Philisiwe Mthethwa. Picture: FREDDY MAVUNDA
Philisiwe Mthethwa. Picture: FREDDY MAVUNDA

Greenbay Property’s R1.6bn unsolicited offer for the jewel in the crown of Group Five is exactly the kind of deal the construction group’s former directors warned about — before they were pushed out.

The cash offer for Group Five’s European business caused its share price to shoot up by as much as 42% when it was announced on Monday. But not everyone is convinced it’s a good deal.

Speaking to the Financial Mail this week, former Group Five chair Philisiwe Mthethwa said it didn’t make sense for a company to sell its best-performing division — and to return the proceeds of that sale to shareholders — at a time when the rest of the business was not performing well.

"I believe this offer is going to be a test for the new board. It you look at this deal, it has all the same ingredients as the fight earlier this year between the previous board and a shareholder."

A good deal, she says, should be based on a fair valuation of the European business.

But there’s no sense yet of whether this value is fair.

Mthethwa resigned along with her board in July after a spat with the construction company’s 25% shareholder Allan Gray. Backed by Coronation (which holds 14.4% of Group Five), Allan Gray said it had "lost confidence" that the company was doing the right thing for investors.

Part of the mistrust relates to an offer Group Five got to buy its profitable concessions business from private equity company Ethos. But the board never told shareholders about this approach.

At the time, Mthethwa’s board accused Allan Gray of wanting to unbundle Group Five assets.

Today, there is speculation the Greenbay offer will do exactly that.

We believe this offer substantially undervalues the target assets in relation to other expressions of interest
Nonyameko Mandindi

However, Group Five’s current board has also shown little enthusiasm for the deal. Chair Nonyameko Mandindi says: "We believe this offer substantially undervalues the target assets in relation to other expressions of interest."

The board would "consider the merits of the offer" and make a decision in the best interest of Group Five shareholders, she added.

Mandindi says the board will also appoint an independent expert to provide an opinion on the offer.

That offer, presumably, will have to consider the effect of a sale on the sustainability of the rest of the business. But doing that before Friday — the deadline it has been given by Greenbay to accept a deal — may be difficult.

Mish-al Emeran‚ an equity analyst at Electus Fund Managers‚ says Group Five has been given "very little time in which to consider the offer and get an independent expert’s fair and reasonable opinion".

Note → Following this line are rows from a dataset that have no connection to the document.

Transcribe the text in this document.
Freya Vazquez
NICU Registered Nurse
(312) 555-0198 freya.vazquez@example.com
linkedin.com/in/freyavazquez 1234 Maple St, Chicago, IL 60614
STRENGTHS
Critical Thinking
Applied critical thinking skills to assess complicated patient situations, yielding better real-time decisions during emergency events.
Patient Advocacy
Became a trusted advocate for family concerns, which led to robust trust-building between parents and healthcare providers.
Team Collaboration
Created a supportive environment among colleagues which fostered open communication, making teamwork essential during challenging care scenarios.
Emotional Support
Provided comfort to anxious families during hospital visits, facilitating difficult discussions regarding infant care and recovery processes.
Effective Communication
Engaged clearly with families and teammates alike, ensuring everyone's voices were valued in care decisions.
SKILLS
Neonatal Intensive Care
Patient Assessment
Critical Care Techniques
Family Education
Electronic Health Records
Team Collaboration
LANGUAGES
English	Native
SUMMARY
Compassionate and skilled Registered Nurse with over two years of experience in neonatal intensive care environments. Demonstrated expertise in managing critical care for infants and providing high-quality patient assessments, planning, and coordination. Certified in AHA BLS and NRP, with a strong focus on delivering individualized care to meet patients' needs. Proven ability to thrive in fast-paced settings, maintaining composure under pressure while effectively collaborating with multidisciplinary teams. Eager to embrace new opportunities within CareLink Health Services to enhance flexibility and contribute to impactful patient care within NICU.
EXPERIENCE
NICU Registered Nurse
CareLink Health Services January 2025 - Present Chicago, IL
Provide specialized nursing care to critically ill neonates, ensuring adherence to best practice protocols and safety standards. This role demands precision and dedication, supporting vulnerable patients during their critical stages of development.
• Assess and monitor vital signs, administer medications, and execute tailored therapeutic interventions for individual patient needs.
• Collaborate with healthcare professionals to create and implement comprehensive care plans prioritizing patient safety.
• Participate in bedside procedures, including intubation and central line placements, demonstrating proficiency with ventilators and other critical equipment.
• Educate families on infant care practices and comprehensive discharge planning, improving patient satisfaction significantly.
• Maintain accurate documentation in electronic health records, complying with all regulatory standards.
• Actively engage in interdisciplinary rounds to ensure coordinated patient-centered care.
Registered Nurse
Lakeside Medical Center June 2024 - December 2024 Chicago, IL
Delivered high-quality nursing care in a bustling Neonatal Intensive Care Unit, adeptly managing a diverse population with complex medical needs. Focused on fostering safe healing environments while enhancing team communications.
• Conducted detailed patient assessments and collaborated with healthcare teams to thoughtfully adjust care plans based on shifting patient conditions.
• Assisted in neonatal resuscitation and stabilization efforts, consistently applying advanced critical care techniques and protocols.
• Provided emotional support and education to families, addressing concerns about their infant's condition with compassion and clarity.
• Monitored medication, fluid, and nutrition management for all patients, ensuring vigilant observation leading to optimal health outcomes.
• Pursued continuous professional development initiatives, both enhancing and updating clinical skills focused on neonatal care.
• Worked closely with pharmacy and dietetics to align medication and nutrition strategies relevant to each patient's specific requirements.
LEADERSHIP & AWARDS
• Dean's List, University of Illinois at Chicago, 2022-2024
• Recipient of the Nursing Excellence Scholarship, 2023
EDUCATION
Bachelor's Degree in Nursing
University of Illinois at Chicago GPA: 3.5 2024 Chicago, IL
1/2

He says Group Five shareholders can benefit if most of the proceeds are returned to them or are reinvested for efficient growth. But given delays at the company’s Kpone gas power project in Ghana and the dreadful performance of its domestic construction business, he says: "I don’t think it’s a foregone conclusion that all proceeds [will] flow to shareholders’ benefit."

Whether Group Five itself benefits is another question, Emeran says. "On balance I think the business probably won’t benefit from the deal as it loses balance sheet strength and cash flows, on which I think the rest of its business relied to win work."

Group Five’s European assets include toll road concessions in Central and Eastern Europe, including in Hungary, Poland and Bulgaria. Intertoll Europe’s contracts provide significant annuity income and are deemed to be the "jewel" in Group Five’s crown.

Greenbay is a real estate and infrastructure investment group listed on both the JSE and in Mauritius. It is already invested in toll roads and also airport businesses across the world, according to CEO Stephen Delport.

Greenbay is not interested in Group Five’s African concessions businesses. Rather, Delport says there are a lot of opportunities in East and Central Europe, and also the US and Ireland, where Intertoll has operations. Greenbay invests only in developed real estate markets, including Europe, the US, Canada, Australia, Singapore and Hong Kong, he says.